Dominic Grieve (Shadow Attorney General & Shadow Spokesman On Community Cohesion, Law Officers (Assist the Home Affairs Team); Beaconsfield, Conservative)
As I indicated to the Solicitor-General earlier, the clause has caused me and, I suspect, some of my hon. Friends and others in the House, a little more trouble than previous clauses. I should make it clear to the hon. and learned Gentleman that the problem does not lie in the principle behind the clause: it is generally agreed that if a person is in a position of trust he owes a duty to the person who has entrusted his or her affairs to him not to abuse that position. That includes not abusing the position
“to make a gain for himself or another, or...to cause loss to another or to expose another to a risk of loss.”
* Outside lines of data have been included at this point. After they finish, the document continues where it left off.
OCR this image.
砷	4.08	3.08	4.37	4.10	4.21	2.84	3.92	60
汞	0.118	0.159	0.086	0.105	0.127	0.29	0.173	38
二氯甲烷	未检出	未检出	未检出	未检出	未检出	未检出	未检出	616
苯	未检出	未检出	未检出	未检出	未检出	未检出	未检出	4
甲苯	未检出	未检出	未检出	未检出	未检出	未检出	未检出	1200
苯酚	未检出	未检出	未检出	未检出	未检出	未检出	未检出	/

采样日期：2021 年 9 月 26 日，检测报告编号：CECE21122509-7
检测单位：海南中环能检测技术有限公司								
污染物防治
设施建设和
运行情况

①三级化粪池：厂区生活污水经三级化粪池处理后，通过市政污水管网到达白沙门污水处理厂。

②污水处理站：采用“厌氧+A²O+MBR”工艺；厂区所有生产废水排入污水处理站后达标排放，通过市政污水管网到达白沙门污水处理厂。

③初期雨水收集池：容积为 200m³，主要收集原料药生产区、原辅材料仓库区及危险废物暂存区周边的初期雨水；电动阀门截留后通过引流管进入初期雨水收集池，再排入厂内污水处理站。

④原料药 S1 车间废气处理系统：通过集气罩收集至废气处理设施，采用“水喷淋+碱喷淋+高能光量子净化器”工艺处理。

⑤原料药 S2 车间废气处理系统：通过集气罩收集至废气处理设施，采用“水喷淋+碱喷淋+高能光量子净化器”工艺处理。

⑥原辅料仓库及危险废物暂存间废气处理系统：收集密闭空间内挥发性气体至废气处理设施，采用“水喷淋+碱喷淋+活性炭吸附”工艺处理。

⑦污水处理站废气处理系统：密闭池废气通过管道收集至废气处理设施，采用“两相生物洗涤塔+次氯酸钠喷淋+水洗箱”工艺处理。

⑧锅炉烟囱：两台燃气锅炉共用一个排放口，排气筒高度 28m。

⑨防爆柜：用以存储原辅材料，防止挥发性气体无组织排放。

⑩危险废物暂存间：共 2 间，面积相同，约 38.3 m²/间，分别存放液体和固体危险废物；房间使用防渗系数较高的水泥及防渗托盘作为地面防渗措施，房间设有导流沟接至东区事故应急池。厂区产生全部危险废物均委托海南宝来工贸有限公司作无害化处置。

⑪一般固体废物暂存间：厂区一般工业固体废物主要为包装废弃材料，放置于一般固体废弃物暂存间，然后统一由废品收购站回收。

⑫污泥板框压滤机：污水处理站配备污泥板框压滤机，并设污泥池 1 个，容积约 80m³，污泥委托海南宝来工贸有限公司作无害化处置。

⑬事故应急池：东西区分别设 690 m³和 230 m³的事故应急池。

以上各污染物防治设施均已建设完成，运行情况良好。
That is a well established principle. Barristers, solicitors, accountants know well the underlying principles behind it, and if people have been abused, civil remedies lie against those who have abused their position in that way. Translating that into the criminal law is, on the face of it, perfectly reasonable.
The greater problem comes in defining who is in a position in which he is
“expected to safeguard, or not to act against, the financial interests of another person”.
Who are we talking about? Historically, we have, I think, been talking about people who, in the old-fashioned parlance—that is the nature of the amendment that I tabled—are “under a fiduciary duty” to another person to act in their best interests. The Government have chosen—the Solicitor-General made that clear on Second Reading—quite deliberately to move away from that description to one that, on the face of it, is much looser. Such a person is defined as one who
“occupies a position in which he is expected to safeguard, or not to act against, the financial interests of another person”.
Who is to make the judgment on who occupies a position in which they are
“expected to safeguard, or not to act against, the financial interests of another person”?
The law should, as far as is possible, contain a degree of certainty. The way in which clause 4 is worded gives me cause for concern, because it is by no means clear to me who is the person referred to in clause 4(1)(a). If it is an accountant or a solicitor, it presents no problem. I suppose that if we were to move and say somebody who has been entrusted with the affairs of a near relative by a power of attorney or a continuing power of attorney, we would not think there was any difficulty, either. But what happens in those myriad informal relationships that arise and on which human relations depend? Where is the dividing line to be drawn in respect of a person occupying a position in which he is expected to safeguard another’s interests?
There is no list. It is not as if Parliament is being asked to be prescriptive. There is an underlying suggestion that the definition will be left to develop on a case-by-case basis and will gradually be evolved over time by the courts and, presumably, by juries in their verdicts and by judges on submissions. I am slightly anxious about that. It ought to be possible for us to define things more tightly.
My amendment would insert the notion of fiduciary duty, which is well understood, but I should like to make it clear to the Solicitor-General that it is in the nature a probing amendment to provoke debate. I appreciate that there may be other ways to approach the matter.